To a certain extent, yes -- it's a natural effect of the end of the strike (for unionists & supporters) & the beginning of the summer vacation (for the college crowd). On the other hand, we haven't quite demobilized yet, in that we are working on legal defence of the protesters arrested during the strike and at the commencement protest against J.C. Watts; organizing more hospital workers on and off campus; surveying clerical workers' interest in unionization; offering solidarity to a HERE organizing campaign in the city; etc. For success of any of the above, the continued cooperation of labor, student, & community activists would be necessary.
>A well-structured set
>of rules for an organization under such conditions
>makes no difference in terms of fostering mobilization.
>Organizations don't foster mobilization; they may be
>around to take advantage of it when it occurs, but in
>that case there would be no shortage of minorities to
>take leadership roles. I'd say the real issue is what
>rules should apply in a genuine upsurge, rather than
>at ebb tide.
>
>I've started reading "Poor Peoples Movements" by
>Cloward and Piven, and they raise the -- for me --
>intriguing question of whether "organization" in
>the usual sense is the real key to social change.

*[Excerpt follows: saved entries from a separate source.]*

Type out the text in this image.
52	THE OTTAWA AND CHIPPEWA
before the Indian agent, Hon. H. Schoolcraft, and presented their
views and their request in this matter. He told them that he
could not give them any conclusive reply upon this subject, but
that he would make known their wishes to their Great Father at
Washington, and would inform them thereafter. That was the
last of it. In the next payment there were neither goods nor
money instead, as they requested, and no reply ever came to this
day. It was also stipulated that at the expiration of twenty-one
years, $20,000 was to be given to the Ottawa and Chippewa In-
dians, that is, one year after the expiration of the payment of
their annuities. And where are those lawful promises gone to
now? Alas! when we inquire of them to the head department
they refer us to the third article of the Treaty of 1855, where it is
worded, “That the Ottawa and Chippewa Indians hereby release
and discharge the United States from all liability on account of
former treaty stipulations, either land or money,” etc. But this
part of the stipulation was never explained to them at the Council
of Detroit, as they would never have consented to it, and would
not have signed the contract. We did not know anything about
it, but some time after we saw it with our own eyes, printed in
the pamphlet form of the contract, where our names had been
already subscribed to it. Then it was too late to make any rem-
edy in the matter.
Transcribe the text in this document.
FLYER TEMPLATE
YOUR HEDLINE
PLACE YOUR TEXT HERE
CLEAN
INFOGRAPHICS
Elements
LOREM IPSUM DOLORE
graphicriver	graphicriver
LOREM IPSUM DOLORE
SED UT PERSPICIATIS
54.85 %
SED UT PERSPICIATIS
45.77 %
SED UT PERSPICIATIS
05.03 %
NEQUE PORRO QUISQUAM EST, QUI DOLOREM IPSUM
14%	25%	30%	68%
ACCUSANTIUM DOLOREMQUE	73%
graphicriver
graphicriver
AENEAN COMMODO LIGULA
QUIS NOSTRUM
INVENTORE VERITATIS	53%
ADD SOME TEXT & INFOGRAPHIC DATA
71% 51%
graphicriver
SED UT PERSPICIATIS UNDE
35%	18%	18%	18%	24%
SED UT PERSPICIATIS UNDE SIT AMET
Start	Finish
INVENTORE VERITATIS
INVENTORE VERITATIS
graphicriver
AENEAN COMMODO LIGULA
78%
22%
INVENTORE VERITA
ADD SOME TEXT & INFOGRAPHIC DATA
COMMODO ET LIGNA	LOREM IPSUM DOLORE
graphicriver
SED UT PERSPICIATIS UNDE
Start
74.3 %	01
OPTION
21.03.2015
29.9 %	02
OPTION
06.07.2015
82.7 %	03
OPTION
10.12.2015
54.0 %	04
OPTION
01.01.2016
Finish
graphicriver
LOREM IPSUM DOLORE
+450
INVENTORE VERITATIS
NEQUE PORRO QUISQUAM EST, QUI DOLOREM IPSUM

>C&P say that organization only happens as an upsurge
>recedes, and orgs tend to reconcile with the status
>quo in the aftermath. It's the disruption and
>potential threat that force the change. Where
>this takes us I couldn't say yet, since I haven't
>finished the book. But the reconciliation part of
>their story is persuasive.
I've read Cloward & Piven, and as far as protest politics in America is concerned, the book seems persuasive. On the other hand, organizing around issues of union democracy & student, labor, & community solidarity doesn't quite fit the picture of political cycles that C & P describe, in so far as protests that C & P describe are the kind that comes and goes in response to large-scale economic ups & downs, whereas union democracy and solidarity in the community are more about issues that never go away. In fact, I think that whether or not rank-and-file unionists stay involved in union and other political goings-on pretty much determines the quality of democracy -- everyone's favorite word -- under capitalism.
Actually, even under socialism, we can say the same. What liberals call "Stalinism" & socialists may call "bureaucratic centralism" is an effect of demobilization of the masses who became activated during the revolution, I think.
I'm not saying that ordinary people -- as opposed to individuals who love politics for the sake of politics -- can always stay involved even after an emergency -- e.g. a strike -- is over. Nevertheless, if they completely demobilized, they would be losing a chance to make their union and local politics more democratic.